Spinning is the big performance killer. That seems to be the case for mutexes too because entry uses spinlocking. I see no measurable performance gain from a 64-byte alignment,
I imagine at least part of that is due to the atomic operations on cache->next_index and cache->free_count in vkd3d_desc_object_cache_get() and vkd3d_desc_object_cache_push().
I did some measurements with Cyberpunk 2077 to see how many times we need to spin (i.e., execute the `for` loop) on average for each call to `vkd3d_desc_object_cache_get()`. Results seem to be good: the ratio never reaches 2. It starts at 1, then grows a bit towards 1.5-1.6, then it decreases back seemingly converging to 1. That means that after some transient we basically never spin more than once for each call to `vkd3d_desc_object_get()`.
So it essentially get rid of the contention; that's great to know.
I think the MR is already good enough to be accepted. Further optimization like the cache size or thread-local caches could be considered in the future if some more performance has to be squeezed (though I wouldn't oppose to having them immediately if anybody wants to implement them right away).
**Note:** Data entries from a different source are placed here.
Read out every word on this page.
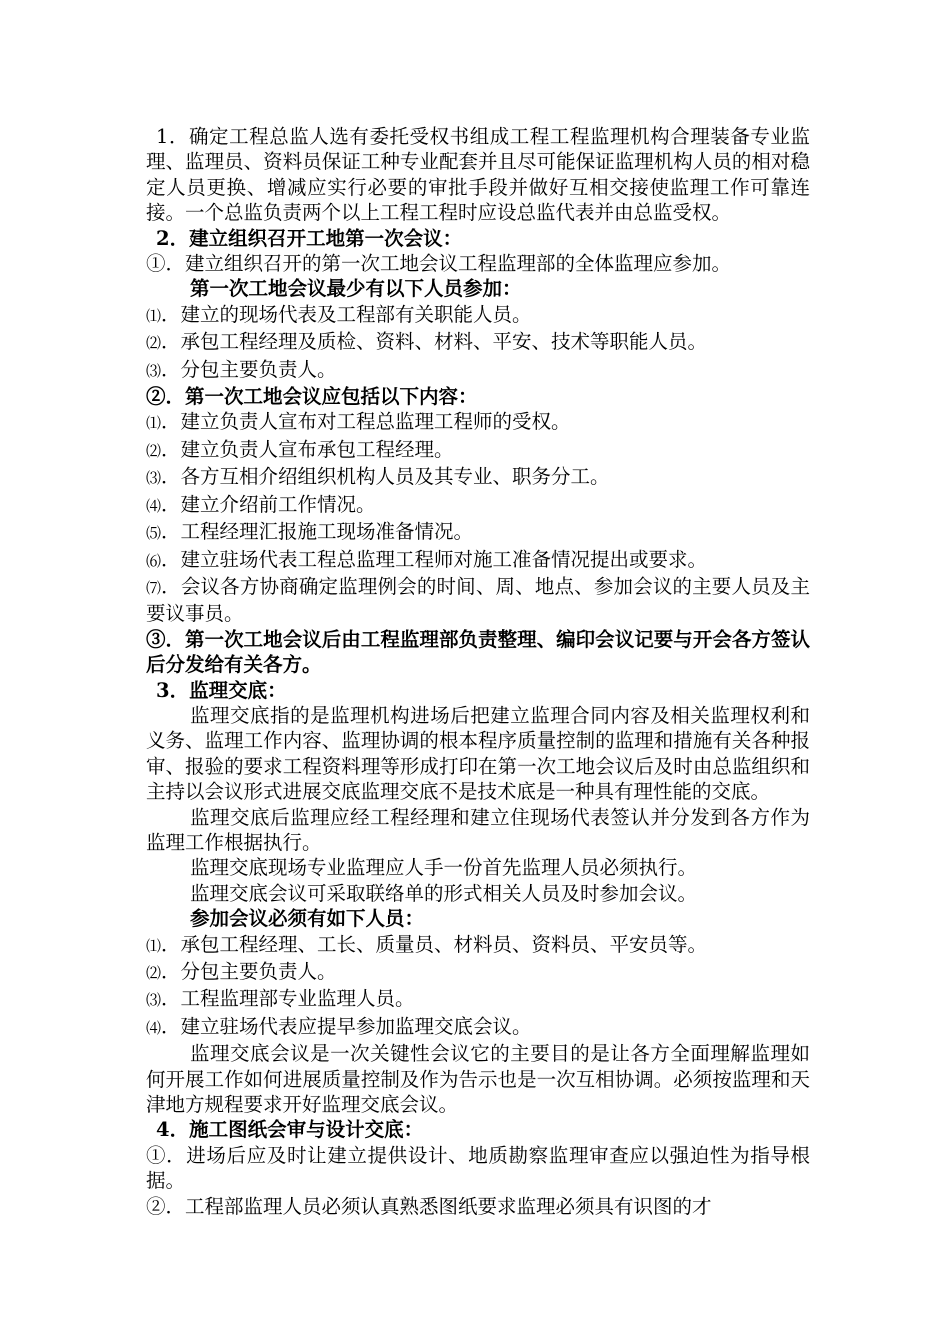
1．确定工程总监人选有委托受权书组成工程工程监理机构合理装备专业监理、监理员、资料员保证工种专业配套并且尽可能保证监理机构人员的相对稳定人员更换、增减应实行必要的审批手段并做好互相交接使监理工作可靠连接。一个总监负责两个以上工程工程时应设总监代表并由总监受权。

2．建立组织召开工地第一次会议：

①．建立组织召开的第一次工地会议工程监理部的全体监理应参加。

第一次工地会议最少有以下人员参加：

⑴．建立的现场代表及工程部有关职能人员。

⑵．承包工程经理及质检、资料、材料、平安、技术等职能人员。

⑶．分包主要负责人。

②．第一次工地会议应包括以下内容：

⑴．建立负责人宣布对工程总监理工程师的受权。

⑵．建立负责人宣布承包工程经理。

⑶．各方互相介绍组织机构人员及其专业、职务分工。

⑷．建立介绍前工作情况。

⑸．工程经理汇报施工现场准备情况。

⑹．建立驻场代表工程总监理工程师对施工准备情况提出或要求。

⑺．会议各方协商确定监理例会的时间、周、地点、参加会议的主要人员及主要议事员。

③．第一次工地会议后由工程监理部负责整理、编印会议记要与开会各方签认后分发给有关各方。

3．监理交底：

监理交底指的是监理机构进场后把建立监理合同内容及相关监理权利和义务、监理工作内容、监理协调的根本程序质量控制的监理和措施有关各种报审、报验的要求工程资料理等形成打印在第一次工地会议后及时由总监组织和主持以会议形式进展交底监理交底不是技术底是一种具有理性能的交底。

监理交底后监理应经工程经理和建立住现场代表签认并分发到各方作为监理工作根据执行。

监理交底现场专业监理应人手一份首先监理人员必须执行。

监理交底会议可采取联络单的形式相关人员及时参加会议。

参加会议必须有如下人员：

⑴．承包工程经理、工长、质量员、材料员、资料员、平安员等。

⑵．分包主要负责人。

⑶．工程监理部专业监理人员。

⑷．建立驻场代表应提早参加监理交底会议。

监理交底会议是一次关键性会议它的主要目的是让各方全面理解监理如何开展工作如何进展质量控制及作为告示也是一次互相协调。必须按监理和天津地方规程要求开好监理交底会议。

4．施工图纸会审与设计交底：

①．进场后应及时让建立提供设计、地质勘察监理审查应以强迫性为指导根据。

②．工程部监理人员必须认真熟悉图纸要求监理必须具有识图的才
I think it's an improvement too, so I'll approve this. I do think there's further room for improvement though, both in terms of performance and in terms of code quality, and I'd prefer seeing those sooner rather than later. (E.g., I don't like the magic "16"; I don't like that we're rolling our own spinlocks here; I don't like the number of atomic operations in what's supposed to be a hot path.)